Post-exertional malaise is so common among long-haulers that “exercise as a treatment is inappropriate for people with long COVID,” Putrino said. Even brain-training games—which have questionable value but are often mentioned as potential treatments for brain fog—must be very carefully rationed because mental exertion is physical exertion. People with ME/CFS learned this lesson the hard way, and fought hard to get exercise therapy, once commonly prescribed for the condition, to be removed from official guidance in the U.S. and U.K. They’ve also learned the value of pacing—carefully sensing and managing their energy levels to avoid crashes.

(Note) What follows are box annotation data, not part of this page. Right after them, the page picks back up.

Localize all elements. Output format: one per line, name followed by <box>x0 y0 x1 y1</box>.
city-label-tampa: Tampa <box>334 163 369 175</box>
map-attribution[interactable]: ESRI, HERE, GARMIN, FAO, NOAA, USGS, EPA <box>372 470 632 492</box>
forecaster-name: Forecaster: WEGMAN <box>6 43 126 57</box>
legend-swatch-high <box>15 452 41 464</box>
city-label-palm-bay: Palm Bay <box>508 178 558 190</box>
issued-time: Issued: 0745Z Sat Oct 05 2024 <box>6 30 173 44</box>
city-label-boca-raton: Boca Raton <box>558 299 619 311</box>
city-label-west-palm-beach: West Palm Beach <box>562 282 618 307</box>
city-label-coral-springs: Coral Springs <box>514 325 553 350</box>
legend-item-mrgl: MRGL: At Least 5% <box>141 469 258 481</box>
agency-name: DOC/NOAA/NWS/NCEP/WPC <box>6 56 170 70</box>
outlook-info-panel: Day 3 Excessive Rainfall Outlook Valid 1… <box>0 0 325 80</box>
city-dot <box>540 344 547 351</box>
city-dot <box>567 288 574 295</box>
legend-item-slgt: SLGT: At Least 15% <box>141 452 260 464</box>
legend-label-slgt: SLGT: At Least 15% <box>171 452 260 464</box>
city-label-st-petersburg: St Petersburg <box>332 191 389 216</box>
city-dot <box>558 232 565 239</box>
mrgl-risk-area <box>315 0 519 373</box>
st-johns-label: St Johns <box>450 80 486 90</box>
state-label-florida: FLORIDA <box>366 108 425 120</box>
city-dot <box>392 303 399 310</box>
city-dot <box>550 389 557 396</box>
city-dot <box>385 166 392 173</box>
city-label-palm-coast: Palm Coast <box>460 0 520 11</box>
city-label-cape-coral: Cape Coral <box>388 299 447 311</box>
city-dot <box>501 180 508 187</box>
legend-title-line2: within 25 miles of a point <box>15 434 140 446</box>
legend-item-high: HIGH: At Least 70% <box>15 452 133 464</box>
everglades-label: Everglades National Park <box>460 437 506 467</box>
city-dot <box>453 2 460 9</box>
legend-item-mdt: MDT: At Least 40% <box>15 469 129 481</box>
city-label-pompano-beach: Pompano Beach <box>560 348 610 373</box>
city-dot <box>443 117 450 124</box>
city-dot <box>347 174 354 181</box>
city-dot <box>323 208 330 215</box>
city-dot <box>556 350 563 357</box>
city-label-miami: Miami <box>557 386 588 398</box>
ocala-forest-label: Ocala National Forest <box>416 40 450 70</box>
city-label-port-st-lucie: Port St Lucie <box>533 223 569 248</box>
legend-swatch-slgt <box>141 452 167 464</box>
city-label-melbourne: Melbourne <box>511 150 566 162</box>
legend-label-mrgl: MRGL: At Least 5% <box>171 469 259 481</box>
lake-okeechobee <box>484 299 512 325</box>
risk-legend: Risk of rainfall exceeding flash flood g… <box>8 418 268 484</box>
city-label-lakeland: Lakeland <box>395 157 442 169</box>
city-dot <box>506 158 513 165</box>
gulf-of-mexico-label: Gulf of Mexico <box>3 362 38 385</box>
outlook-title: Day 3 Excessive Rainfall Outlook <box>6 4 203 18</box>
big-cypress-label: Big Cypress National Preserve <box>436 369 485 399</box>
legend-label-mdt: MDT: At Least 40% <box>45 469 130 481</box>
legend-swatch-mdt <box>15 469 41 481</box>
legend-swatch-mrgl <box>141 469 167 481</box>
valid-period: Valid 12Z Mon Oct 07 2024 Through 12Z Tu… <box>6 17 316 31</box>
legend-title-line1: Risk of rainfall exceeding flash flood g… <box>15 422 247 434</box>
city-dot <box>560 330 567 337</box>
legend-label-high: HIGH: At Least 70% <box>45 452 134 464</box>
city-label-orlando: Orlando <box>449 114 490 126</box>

Vogel does this with a wearable that tracks her heart rate, sleep, activity, and stress as a proxy for her energy levels; if they feel low, she forces herself to rest—cognitively as well as physically. Checking social media or responding to emails do not count. In those moments, “you have to accept that you have this medical crisis and the best thing you can do is literally nothing,” she said. When stuck in a fog, sometimes the only option is to stand still.